As far as their parenting styles, the couple say they've drawn on each of their pasts. "Both Kevin and I had somewhat difficult childhoods and have spent a lot of time working through and dealing with childhood trauma," Keith said. "As a result, we are better parents and we continue to look after ourselves and each other as we continue to grow in parenthood."

Though the couple come from different cultures, they said they've had no difficulty developing a parenting approach that works for them both. "I don't think either of us raise Abbie in the same parenting style that we experienced," Keith said, "We both talked and agreed on our approach before Abbie was born and we work well together as a parenting couple."

The result is a parenting style that incorporates some elements of both of their backgrounds, Keith said. "Inuit culture tends to shower children in love and we certainly do that," said Kevin. From English-style parenting, the couple have also borrowed the tendency of English parents to be "pretty obsessive," Keith said, about routines, such as scheduling meals, naps and bedtimes.

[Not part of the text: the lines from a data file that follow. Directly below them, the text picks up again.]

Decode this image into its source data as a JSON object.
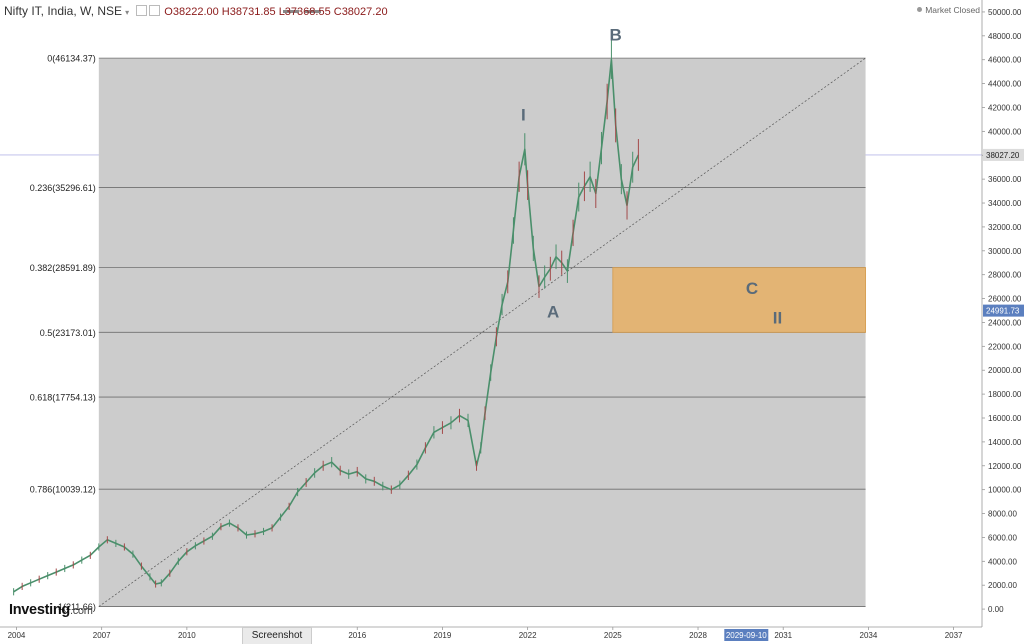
{
  "header": {
    "symbol": "Nifty IT, India, W, NSE",
    "caret": "▾",
    "open": "O38222.00",
    "high": "H38731.85",
    "low": "L37368.55",
    "close": "C38027.20"
  },
  "status": {
    "market": "Market Closed"
  },
  "brand": {
    "name": "Investing",
    "suffix": ".com"
  },
  "toolbar": {
    "screenshot_label": "Screenshot"
  },
  "colors": {
    "fib_region": "#cccccc",
    "zone_fill": "#e5b16a",
    "price_tag": "#5b7fbf",
    "label_text": "#5a6b7a",
    "candle": "#4a8f6b"
  },
  "chart_data": {
    "type": "line",
    "title": "Nifty IT, India, W, NSE",
    "x_range": [
      "2003-06",
      "2038-01"
    ],
    "ylim": [
      -1500,
      51000
    ],
    "y_ticks": [
      0,
      2000,
      4000,
      6000,
      8000,
      10000,
      12000,
      14000,
      16000,
      18000,
      20000,
      22000,
      24000,
      26000,
      28000,
      30000,
      32000,
      34000,
      36000,
      38000,
      40000,
      42000,
      44000,
      46000,
      48000,
      50000
    ],
    "y_tick_labels": [
      "0.00",
      "2000.00",
      "4000.00",
      "6000.00",
      "8000.00",
      "10000.00",
      "12000.00",
      "14000.00",
      "16000.00",
      "18000.00",
      "20000.00",
      "22000.00",
      "24000.00",
      "26000.00",
      "28000.00",
      "30000.00",
      "32000.00",
      "34000.00",
      "36000.00",
      "38000.00",
      "40000.00",
      "42000.00",
      "44000.00",
      "46000.00",
      "48000.00",
      "50000.00"
    ],
    "x_ticks": [
      {
        "label": "2004",
        "t": 2004.0
      },
      {
        "label": "2007",
        "t": 2007.0
      },
      {
        "label": "2010",
        "t": 2010.0
      },
      {
        "label": "2013",
        "t": 2013.0
      },
      {
        "label": "2016",
        "t": 2016.0
      },
      {
        "label": "2019",
        "t": 2019.0
      },
      {
        "label": "2022",
        "t": 2022.0
      },
      {
        "label": "2025",
        "t": 2025.0
      },
      {
        "label": "2028",
        "t": 2028.0
      },
      {
        "label": "2031",
        "t": 2031.0
      },
      {
        "label": "2034",
        "t": 2034.0
      },
      {
        "label": "2037",
        "t": 2037.0
      }
    ],
    "cursor_date": "2029-09-10",
    "cursor_t": 2029.7,
    "last_price": {
      "value": 38027.2,
      "label": "38027.20"
    },
    "crosshair_price": {
      "value": 24991.73,
      "label": "24991.73"
    },
    "series": [
      {
        "t": [
          2003.9,
          2004.2,
          2004.5,
          2004.8,
          2005.1,
          2005.4,
          2005.7,
          2006.0,
          2006.3,
          2006.6,
          2006.9,
          2007.2,
          2007.5,
          2007.8,
          2008.1,
          2008.4,
          2008.7,
          2008.9,
          2009.1,
          2009.4,
          2009.7,
          2010.0,
          2010.3,
          2010.6,
          2010.9,
          2011.2,
          2011.5,
          2011.8,
          2012.1,
          2012.4,
          2012.7,
          2013.0,
          2013.3,
          2013.6,
          2013.9,
          2014.2,
          2014.5,
          2014.8,
          2015.1,
          2015.4,
          2015.7,
          2016.0,
          2016.3,
          2016.6,
          2016.9,
          2017.2,
          2017.5,
          2017.8,
          2018.1,
          2018.4,
          2018.7,
          2019.0,
          2019.3,
          2019.6,
          2019.9,
          2020.2,
          2020.35,
          2020.5,
          2020.7,
          2020.9,
          2021.1,
          2021.3,
          2021.5,
          2021.7,
          2021.9,
          2022.0,
          2022.2,
          2022.4,
          2022.6,
          2022.8,
          2023.0,
          2023.2,
          2023.4,
          2023.6,
          2023.8,
          2024.0,
          2024.2,
          2024.4,
          2024.6,
          2024.8,
          2024.95,
          2025.1,
          2025.3,
          2025.5,
          2025.7,
          2025.9
        ],
        "y": [
          1450,
          1900,
          2200,
          2500,
          2800,
          3100,
          3400,
          3700,
          4100,
          4500,
          5200,
          5800,
          5500,
          5200,
          4600,
          3600,
          2700,
          2100,
          2200,
          3000,
          4000,
          4800,
          5300,
          5700,
          6100,
          6900,
          7200,
          6800,
          6200,
          6300,
          6500,
          6800,
          7700,
          8600,
          9800,
          10600,
          11400,
          12000,
          12300,
          11600,
          11300,
          11500,
          10900,
          10700,
          10300,
          10000,
          10400,
          11200,
          12100,
          13500,
          14800,
          15200,
          15600,
          16200,
          15800,
          12000,
          13500,
          16400,
          19800,
          22800,
          25500,
          27400,
          31700,
          36200,
          38500,
          35500,
          30200,
          27000,
          27800,
          28500,
          29500,
          29000,
          28300,
          31500,
          34500,
          35400,
          36200,
          34800,
          38600,
          42500,
          46000,
          40500,
          36000,
          33800,
          37000,
          38027
        ]
      }
    ],
    "fib_levels": [
      {
        "ratio": "0",
        "value": 46134.37,
        "label": "0(46134.37)"
      },
      {
        "ratio": "0.236",
        "value": 35296.61,
        "label": "0.236(35296.61)"
      },
      {
        "ratio": "0.382",
        "value": 28591.89,
        "label": "0.382(28591.89)"
      },
      {
        "ratio": "0.5",
        "value": 23173.01,
        "label": "0.5(23173.01)"
      },
      {
        "ratio": "0.618",
        "value": 17754.13,
        "label": "0.618(17754.13)"
      },
      {
        "ratio": "0.786",
        "value": 10039.12,
        "label": "0.786(10039.12)"
      },
      {
        "ratio": "1",
        "value": 211.66,
        "label": "1(211.66)"
      }
    ],
    "fib_region": {
      "t_start": 2006.9,
      "t_end": 2033.9
    },
    "trend_line": {
      "t1": 2006.9,
      "y1": 211.66,
      "t2": 2033.9,
      "y2": 46134.37
    },
    "zone": {
      "t_start": 2025.0,
      "t_end": 2033.9,
      "y_low": 23173.01,
      "y_high": 28591.89
    },
    "wave_labels": [
      {
        "text": "B",
        "t": 2025.1,
        "y": 47600
      },
      {
        "text": "I",
        "t": 2021.85,
        "y": 40900
      },
      {
        "text": "A",
        "t": 2022.9,
        "y": 24400
      },
      {
        "text": "C",
        "t": 2029.9,
        "y": 26400
      },
      {
        "text": "II",
        "t": 2030.8,
        "y": 23900
      }
    ]
  }
}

Though life was good before Abbie joined the family, "now it's fantastic!" Keith said. "I feel like being a parent was what I was put on this earth to be." Because neither man ever expected to become fathers, moreover, both say they look at parenthood as a privilege rather than a right — a helpful perspective they suggest to other gay men considering fatherhood. "Parenthood is an amazing gift," Keith said, "But remember it's about them, not you — and they deserve the best start in life we can give them."

Though fatherhood came to them somewhat unexpectedly, Keith and Kevin say they couldn't be happier with the way things turned out. "When I reflect on our life together, and where we both came from, it is incredible to me that we are now married, content, and parents to our wonderful panik," Keith said, using the Inuktitut word for daughter. "We are totally blessed."